Quality relies on two things — robust and beautiful materials and perfect, well tanked, level installation. The price of porcelain tiling (bullet-proof) has come on level with top ceramic choices — if you’re going to agonise, then do it with multiple trips for samples and sizings.
To reduce visual stutter or too much pattern in a smaller bathroom, consider a “rug” of graphic tiles in a ground of paler tile to anchor the shower or basin.
Reduce grouting lines with rectified (edge-to-edge) tile ideas. Matt black, unlacquered brass tap-ware and Bauhaus minimalism still lead bathroom design if you don’t opt for Edwardian heritage.
Motion-sensor lighting with multiple levels to serve different tasks day and night is worth the spend to inject both practicality and atmosphere. Always use a RECI-registered individual and bathroom-specified products.
Lose the bath?
A shower room ranks on the specs as a bathroom with all estate agents. With a raked floor and low-level tray (the latest can be tiled into the floor and made invisible with a flush, in-floor or wall drain) it can read as a classic wet room without compromise.

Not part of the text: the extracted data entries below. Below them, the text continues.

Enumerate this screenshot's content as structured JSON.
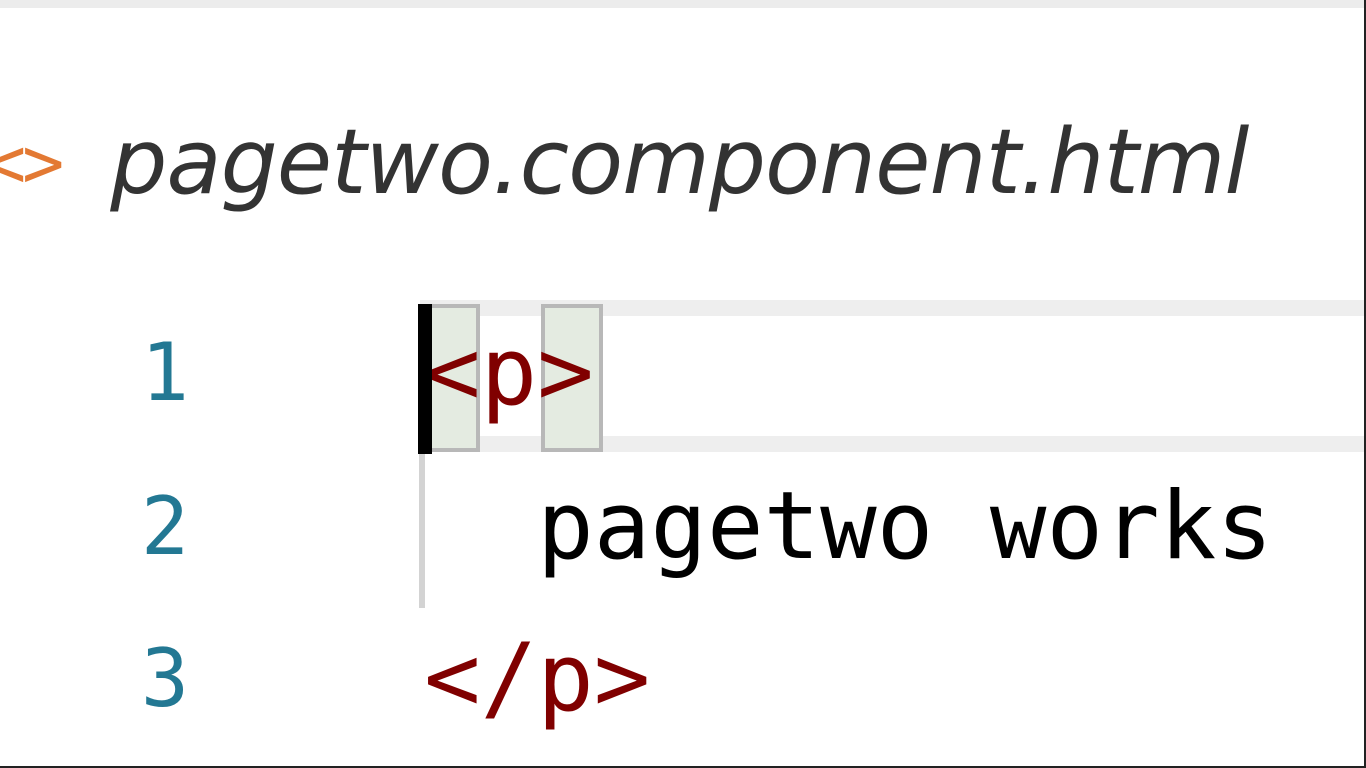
{
  "breadcrumb": {
    "icon": "html-file-icon",
    "icon_glyph": "<>",
    "file_name": "pagetwo.component.html"
  },
  "editor": {
    "lines": [
      {
        "number": "1",
        "parts": {
          "open_bracket": "<",
          "tag": "p",
          "close_bracket": ">"
        }
      },
      {
        "number": "2",
        "text": "  pagetwo works"
      },
      {
        "number": "3",
        "parts": {
          "open_bracket": "</",
          "tag": "p",
          "close_bracket": ">"
        }
      }
    ]
  },
  "colors": {
    "line_number": "#237893",
    "tag": "#800000",
    "file_icon": "#e37933",
    "bracket_match_bg": "#e4ebe1"
  }
}
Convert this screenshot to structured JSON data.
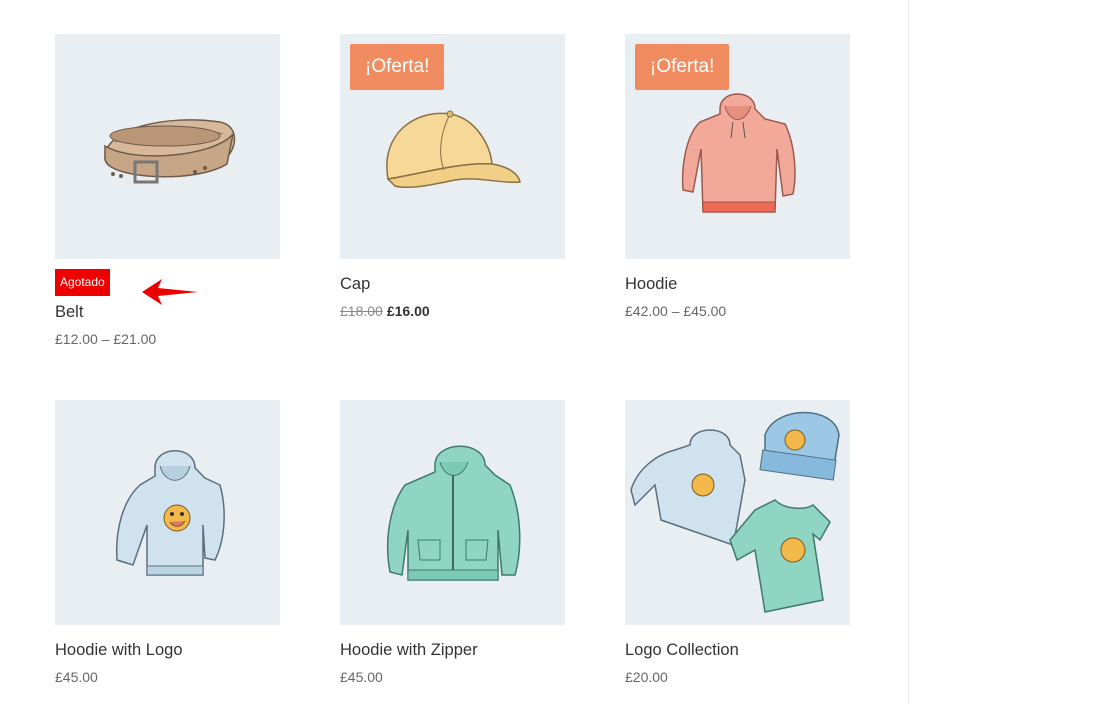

Suspending a single sheet of “floating” 40mm glass to shield the rest of the room, tilling and flooring choices becomes the star in one of the most popular new contemporary takes on the family bathroom.
Storage solutions
Think about what you need already and add a 15% contingency.
If you’re cutting into the available footprint by framing out to hide a toilet cistern, make use of the false wall for slender storage cabinetry overhead and detailed left and right in a waist-high stud wall. Add sliding doors and mirrors if possible to eliminate invading legroom in a tight space.
Otherwise, look for handle-free bump-to-open designs. A full wall mirror at counter height recessed over a skinny waist-high-stud wall and lit by LED spots (end to end minus the showering area) delivers a boutique hotel sophistication and can maximise available light and reflection positions.